Die Wirtschaft ist schwach, die Arbeitslosigkeit hoch – Nährboden für Kriminalität und Extremismus

Vorsichtig schneidet die Seminarleiterin einen schwarz-weiß karierten Stoff. Aus ihm soll später ein Mädchenkleid werden. In der Werkstatt der Hilfsorganisation Almanal im Zentrum des Gazastreifens stehen etwa zehn Frauen. Das Seminar – ein möglicher Ausweg aus der Armut. Keine von ihnen hat einen Job. Eine der Frauen heißt Nuha Abu Sabra, sie hat sieben Kinder. Um ihre Familie zu unterstützen, möchte sie bald eine Schneiderei eröffnen.

"Es geht uns nicht gut. Ständig muss ich mir von meinem Vater Geld leihen. Mein Mann hält sich mit Gelegenheitsjobs über Wasser. Er verdient 500 Schekel im Monat." Nuha Abu Sabra, Seminarteilnehmerin

500 Schekel, das sind umgerechnet 120 Euro. Viel zu wenig, um zu überleben. Die Hälfte der knapp zwei Millionen Einwohner im Gazastreifen ist auf Lebensmittelhilfen angewiesen. „Die Bevölkerung ist verwundbar. Die haben einfach nichts. Wir können nur noch unterscheiden zwischen arm und extrem arm. Die Arbeitslosigkeit im Gazastreifen ist so hoch, wie sonst nirgendwo auf der Welt. Bei den Jugendlichen liegt sie bei 60 Prozent“, sagt Adnan Abu Hasna, Sprecher von UNRWA.

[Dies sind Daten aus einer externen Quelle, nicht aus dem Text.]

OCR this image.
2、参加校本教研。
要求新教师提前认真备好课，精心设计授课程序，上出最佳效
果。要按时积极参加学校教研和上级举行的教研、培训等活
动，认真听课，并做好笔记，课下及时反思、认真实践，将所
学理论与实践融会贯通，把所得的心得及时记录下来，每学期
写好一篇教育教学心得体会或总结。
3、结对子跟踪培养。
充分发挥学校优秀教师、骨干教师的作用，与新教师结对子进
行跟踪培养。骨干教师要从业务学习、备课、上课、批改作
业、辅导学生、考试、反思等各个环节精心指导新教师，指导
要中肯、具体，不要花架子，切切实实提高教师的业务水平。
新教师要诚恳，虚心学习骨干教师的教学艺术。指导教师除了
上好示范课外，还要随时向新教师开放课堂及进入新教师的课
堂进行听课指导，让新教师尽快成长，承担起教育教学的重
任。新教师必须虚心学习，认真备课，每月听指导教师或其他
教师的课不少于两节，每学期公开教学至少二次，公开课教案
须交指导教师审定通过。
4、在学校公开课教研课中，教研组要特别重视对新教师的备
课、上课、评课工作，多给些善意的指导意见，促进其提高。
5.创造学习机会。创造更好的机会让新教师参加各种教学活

Manche rutschen in die Kriminalität

Selbst mit Schulbildung und Uniabschluss kommen junge Palästinenser im Gazastreifen nicht weiter. Diya Anbar hat zwei Universitätsabschlüsse: Ingenieurswissenschaften und Betriebswirtschaft. Trotzdem hat auch die 30-Jährige keinen Job: „Ich bin frustriert. Die Chancen, im Gazastreifen Arbeit zu finden, sind fast gleich Null. Es gibt Momente, da habe ich einfach keine Lust mehr.“ Adnan Abu Hasna von den Vereinten Nationen warnt: Der Frust bei jungen Palästinensern ist so groß, dass sie psychisch krank werden. 400.000 Palästinenser im Gazastreifen seien betroffen. Manche würden jetzt klauen und Drogen nehmen – Dinge, die es in der konservativen Gesellschaft in Gaza eigentlich nie gegeben habe.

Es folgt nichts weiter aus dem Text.